Le porte-parole de La Capitale, Jean-Pascal Lavoie, explique que ces mandats de lobbyistes ont été faits au nom de l'Association canadienne des compagnies d'assurances de personnes (ACCAP), et non pas au nom de La Capitale. En octobre, les trois dirigeants de La Capitale ont rencontré des élus de l'Assemblée nationale. « Mais aucun n'a rencontré M. Cotton à la RAMQ dans le cadre de leur mandat de lobbyistes », assure M. Lavoie.

« Peu importe au nom de qui est le mandat des lobbyistes, reste que ces gens siègent avec M. Cotton. [...] On n'est pas dans le conflit d'intérêts apparent ici. On est dans le conflit d'intérêts réel », dit Luc Bégin, professeur titulaire à la faculté de philosophie de l'Université Laval.

Professeur titulaire à la Chaire Jarislowsky sur la gestion dans le secteur public, Luc Bernier est plus nuancé. Il reconnaît que cette présence de lobbyistes au même conseil d'administration que M. Cotton « amène à se poser des questions ». « Mais comme tout ce qui touche à l'éthique, il n'y a pas de réponse claire », dit-il. M. Bernier précise toutefois que les membres de conseils d'administration ne sont « pas dans la gestion, mais dans la gouvernance ». « Le problème avec les conseils d'administration, c'est que, souvent, si l'on ne nomme que des gens blancs comme neige, des fois, ils ne sont pas bons », dit-il, tout en soulignant que M. Cotton est sûrement très qualifié pour remplir cette fonction.

QUESTION ÉTHIQUE

M. Cotton siège aussi au conseil d'administration de la RAMQ, dont le code d'éthique mentionne que « l'administrateur doit éviter de se placer dans une situation pouvant jeter un doute raisonnable sur sa capacité à s'acquitter de ses devoirs avec honnêteté et impartialité ».

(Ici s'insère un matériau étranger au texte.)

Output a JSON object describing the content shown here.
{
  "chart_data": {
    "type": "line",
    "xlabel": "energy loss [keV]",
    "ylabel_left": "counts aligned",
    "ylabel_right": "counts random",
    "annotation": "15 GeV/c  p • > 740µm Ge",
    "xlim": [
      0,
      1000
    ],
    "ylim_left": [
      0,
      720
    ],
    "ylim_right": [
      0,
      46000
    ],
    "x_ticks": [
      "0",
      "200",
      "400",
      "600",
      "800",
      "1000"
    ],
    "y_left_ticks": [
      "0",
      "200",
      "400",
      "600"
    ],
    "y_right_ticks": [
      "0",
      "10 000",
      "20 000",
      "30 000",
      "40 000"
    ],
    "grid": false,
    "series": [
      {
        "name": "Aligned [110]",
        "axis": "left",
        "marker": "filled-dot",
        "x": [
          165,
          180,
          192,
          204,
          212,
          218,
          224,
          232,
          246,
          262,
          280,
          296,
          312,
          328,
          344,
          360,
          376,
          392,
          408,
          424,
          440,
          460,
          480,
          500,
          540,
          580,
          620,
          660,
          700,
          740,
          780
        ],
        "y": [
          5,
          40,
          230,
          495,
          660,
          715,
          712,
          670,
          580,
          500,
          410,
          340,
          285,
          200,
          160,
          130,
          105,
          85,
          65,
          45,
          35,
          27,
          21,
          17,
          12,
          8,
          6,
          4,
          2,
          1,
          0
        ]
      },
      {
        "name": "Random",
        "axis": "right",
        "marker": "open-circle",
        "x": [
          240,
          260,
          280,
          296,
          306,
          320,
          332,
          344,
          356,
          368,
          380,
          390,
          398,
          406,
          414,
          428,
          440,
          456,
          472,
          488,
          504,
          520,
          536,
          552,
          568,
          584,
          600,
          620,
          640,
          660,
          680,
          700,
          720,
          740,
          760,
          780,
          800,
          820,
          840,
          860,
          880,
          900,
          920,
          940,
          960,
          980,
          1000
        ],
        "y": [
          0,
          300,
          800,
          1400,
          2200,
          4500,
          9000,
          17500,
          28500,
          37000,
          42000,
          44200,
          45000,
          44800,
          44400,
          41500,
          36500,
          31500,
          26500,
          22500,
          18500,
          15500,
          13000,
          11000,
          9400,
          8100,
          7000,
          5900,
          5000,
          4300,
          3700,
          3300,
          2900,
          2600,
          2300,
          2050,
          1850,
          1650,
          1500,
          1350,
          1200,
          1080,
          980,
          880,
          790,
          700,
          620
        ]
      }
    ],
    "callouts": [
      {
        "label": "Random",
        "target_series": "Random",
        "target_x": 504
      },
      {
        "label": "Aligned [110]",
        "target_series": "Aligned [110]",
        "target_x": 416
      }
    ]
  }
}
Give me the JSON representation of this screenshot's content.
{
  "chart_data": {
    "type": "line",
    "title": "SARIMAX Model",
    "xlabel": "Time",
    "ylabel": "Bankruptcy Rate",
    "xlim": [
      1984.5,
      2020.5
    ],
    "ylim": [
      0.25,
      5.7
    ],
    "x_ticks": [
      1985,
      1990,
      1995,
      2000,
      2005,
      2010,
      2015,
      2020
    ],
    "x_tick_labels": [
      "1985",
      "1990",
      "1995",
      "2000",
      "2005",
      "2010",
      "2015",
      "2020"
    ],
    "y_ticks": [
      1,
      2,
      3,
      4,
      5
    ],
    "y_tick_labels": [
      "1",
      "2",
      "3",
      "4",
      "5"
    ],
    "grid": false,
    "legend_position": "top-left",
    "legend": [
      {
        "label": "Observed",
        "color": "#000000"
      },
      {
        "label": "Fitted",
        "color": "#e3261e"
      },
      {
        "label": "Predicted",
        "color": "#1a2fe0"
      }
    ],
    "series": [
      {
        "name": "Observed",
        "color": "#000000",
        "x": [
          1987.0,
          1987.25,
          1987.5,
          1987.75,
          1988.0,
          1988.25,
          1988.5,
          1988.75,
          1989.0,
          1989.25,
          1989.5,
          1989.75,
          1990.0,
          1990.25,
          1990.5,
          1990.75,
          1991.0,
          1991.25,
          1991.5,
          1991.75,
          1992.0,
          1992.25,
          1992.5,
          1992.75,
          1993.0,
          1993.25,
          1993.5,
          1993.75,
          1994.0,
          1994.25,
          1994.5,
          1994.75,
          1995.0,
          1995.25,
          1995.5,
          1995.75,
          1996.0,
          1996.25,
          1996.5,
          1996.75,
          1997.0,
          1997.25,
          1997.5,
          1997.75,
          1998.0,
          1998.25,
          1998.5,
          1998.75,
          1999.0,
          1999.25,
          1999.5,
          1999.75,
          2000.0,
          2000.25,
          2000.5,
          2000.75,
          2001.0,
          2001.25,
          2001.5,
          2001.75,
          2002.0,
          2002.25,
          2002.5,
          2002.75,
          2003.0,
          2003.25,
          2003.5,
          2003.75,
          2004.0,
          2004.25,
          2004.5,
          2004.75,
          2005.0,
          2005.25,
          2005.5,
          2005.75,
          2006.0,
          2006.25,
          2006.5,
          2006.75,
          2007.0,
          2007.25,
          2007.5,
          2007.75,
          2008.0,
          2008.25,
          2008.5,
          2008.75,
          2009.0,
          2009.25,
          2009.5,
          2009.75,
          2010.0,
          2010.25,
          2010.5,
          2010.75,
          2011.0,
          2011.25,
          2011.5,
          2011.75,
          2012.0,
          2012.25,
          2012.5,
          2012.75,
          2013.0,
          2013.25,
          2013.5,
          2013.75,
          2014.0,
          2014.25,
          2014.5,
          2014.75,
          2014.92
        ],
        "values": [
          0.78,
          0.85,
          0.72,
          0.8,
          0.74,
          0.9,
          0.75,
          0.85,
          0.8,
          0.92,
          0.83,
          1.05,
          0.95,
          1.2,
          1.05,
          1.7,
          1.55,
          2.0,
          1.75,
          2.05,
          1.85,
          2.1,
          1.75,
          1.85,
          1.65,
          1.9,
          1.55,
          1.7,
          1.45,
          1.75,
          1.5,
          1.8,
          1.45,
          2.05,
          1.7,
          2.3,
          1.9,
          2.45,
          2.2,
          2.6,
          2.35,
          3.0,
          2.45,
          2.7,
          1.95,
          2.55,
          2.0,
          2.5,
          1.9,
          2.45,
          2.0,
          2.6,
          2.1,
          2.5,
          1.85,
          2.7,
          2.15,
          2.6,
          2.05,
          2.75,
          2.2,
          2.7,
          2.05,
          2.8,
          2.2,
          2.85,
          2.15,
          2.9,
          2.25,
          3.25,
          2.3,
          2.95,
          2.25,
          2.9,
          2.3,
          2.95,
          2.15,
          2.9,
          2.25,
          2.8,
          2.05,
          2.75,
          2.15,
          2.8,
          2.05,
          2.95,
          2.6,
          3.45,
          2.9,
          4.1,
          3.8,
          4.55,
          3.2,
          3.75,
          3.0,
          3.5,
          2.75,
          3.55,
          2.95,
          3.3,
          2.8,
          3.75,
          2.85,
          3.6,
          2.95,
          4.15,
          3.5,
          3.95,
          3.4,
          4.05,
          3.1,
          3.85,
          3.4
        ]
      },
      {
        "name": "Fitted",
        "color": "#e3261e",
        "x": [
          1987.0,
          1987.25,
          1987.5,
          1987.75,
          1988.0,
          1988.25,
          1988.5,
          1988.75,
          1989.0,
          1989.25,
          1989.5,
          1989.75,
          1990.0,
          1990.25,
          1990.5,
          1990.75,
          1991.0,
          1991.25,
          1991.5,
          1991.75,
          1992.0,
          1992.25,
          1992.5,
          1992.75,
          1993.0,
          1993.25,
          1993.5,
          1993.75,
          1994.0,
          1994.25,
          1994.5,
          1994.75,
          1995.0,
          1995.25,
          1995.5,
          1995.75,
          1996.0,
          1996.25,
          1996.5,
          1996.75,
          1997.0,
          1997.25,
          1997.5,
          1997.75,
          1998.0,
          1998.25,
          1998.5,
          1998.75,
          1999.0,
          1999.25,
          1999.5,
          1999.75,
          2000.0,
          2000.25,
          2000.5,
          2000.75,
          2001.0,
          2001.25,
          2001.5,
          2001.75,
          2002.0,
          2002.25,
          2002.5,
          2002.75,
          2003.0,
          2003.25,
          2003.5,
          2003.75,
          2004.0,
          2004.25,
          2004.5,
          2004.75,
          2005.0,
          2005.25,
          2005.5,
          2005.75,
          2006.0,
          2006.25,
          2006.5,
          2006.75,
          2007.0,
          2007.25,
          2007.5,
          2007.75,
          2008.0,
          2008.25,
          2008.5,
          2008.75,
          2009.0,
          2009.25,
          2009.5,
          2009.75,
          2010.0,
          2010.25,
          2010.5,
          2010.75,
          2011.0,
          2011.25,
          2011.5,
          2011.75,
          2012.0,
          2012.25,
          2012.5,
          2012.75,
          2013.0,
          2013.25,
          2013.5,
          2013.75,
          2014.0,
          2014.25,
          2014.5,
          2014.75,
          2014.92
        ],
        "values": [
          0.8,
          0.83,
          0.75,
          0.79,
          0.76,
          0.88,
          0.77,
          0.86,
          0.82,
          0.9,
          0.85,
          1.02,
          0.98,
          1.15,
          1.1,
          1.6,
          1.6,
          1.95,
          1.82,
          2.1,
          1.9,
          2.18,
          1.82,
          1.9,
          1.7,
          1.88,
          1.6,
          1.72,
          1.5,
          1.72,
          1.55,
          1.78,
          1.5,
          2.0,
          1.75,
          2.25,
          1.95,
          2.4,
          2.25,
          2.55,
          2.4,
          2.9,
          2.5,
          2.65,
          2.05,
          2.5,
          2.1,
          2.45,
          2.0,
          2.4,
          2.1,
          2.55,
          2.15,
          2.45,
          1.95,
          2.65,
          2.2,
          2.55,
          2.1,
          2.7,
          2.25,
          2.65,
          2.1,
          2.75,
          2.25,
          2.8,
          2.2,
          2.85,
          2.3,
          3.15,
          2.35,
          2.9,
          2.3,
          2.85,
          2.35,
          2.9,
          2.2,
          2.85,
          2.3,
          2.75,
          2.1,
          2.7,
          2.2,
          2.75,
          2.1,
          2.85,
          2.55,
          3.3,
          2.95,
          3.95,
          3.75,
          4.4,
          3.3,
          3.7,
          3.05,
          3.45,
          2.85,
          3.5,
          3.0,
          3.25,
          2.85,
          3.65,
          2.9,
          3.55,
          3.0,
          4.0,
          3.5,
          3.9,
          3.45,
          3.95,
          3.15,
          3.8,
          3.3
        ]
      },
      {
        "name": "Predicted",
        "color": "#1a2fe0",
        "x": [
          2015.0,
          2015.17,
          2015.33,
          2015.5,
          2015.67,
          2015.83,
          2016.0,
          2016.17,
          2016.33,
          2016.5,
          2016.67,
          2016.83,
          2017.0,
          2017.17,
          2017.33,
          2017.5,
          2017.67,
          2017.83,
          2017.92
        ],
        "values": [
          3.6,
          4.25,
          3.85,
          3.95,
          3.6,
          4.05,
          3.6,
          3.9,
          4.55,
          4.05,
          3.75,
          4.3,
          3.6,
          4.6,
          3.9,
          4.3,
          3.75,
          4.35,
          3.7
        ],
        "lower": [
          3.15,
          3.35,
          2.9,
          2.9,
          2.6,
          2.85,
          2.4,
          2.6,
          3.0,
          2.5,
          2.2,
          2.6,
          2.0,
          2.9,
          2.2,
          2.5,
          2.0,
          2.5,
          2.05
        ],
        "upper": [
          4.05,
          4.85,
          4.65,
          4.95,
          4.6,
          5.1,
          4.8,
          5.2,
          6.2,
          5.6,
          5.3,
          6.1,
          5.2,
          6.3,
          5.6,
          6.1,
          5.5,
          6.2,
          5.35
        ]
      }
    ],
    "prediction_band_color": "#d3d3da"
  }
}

Pour M. Bégin, ce critère n'est pas respecté par M. Cotton. « À partir du moment où il siège à un C.A. d'entreprise privée en santé, la question peut se poser sur son allégeance, sa loyauté vis-à-vis de son mandat de haut fonctionnaire public », dit-il.

Dans la description de la tâche de PDG de la RAMQ, il est également stipulé que le PDG doit « s'occuper exclusivement des devoirs relatifs à sa fonction ». « En tant que PDG de la RAMQ, on s'attend à ce qu'il consacre toutes ses énergies à sa fonction, explique M. Bégin. Je ne remets pas en question la bonne foi de M. Cotton. Mais au minimum, c'est un manque de jugement flagrant. »

LA RAMQ RÉPLIQUE

Le porte-parole de la RAMQ explique qu'une loi constitutive de La Capitale prévoit que son conseil d'administration soit composé à 100 % de membres issus de l'administration publique. « M. Cotton n'est pas le seul membre de la fonction publique à siéger au C.A. de La Capitale, confirme M. Lortie. Advenant le cas où un sujet abordé lors des rencontres amènerait un potentiel conflit d'intérêts, M. Cotton se retirerait. Et le tout sera noté dans les procès-verbaux. Mais il n'a jamais eu à le faire. »

La RAMQ assure que M. Cotton n'a « jamais eu de représentations de La Capitale sur le projet de loi 92, ni sur aucun autre dossier impliquant la RAMQ », en siégeant au C.A. de La Capitale. M. Lortie ajoute que les deux mandats de lobbyistes pris par les dirigeants de La Capitale concernent des sujets qui ne relèvent pas de la RAMQ, mais bien du gouvernement. « La RAMQ applique les décisions prises par l'Assemblée nationale ou, le cas échéant, par le gouvernement du Québec », dit-il.

Pour M. Augé, ces précisions ne changent rien. « La RAMQ a participé à la rédaction du projet de loi 92. Quelle a été l'influence réelle des assureurs privés dans ce processus ? On peut se le demander. Mais ce n'est pas normal de se poser ces questions. Chose certaine, les assureurs privés ont eu beaucoup plus d'écoute que nous », dit-il.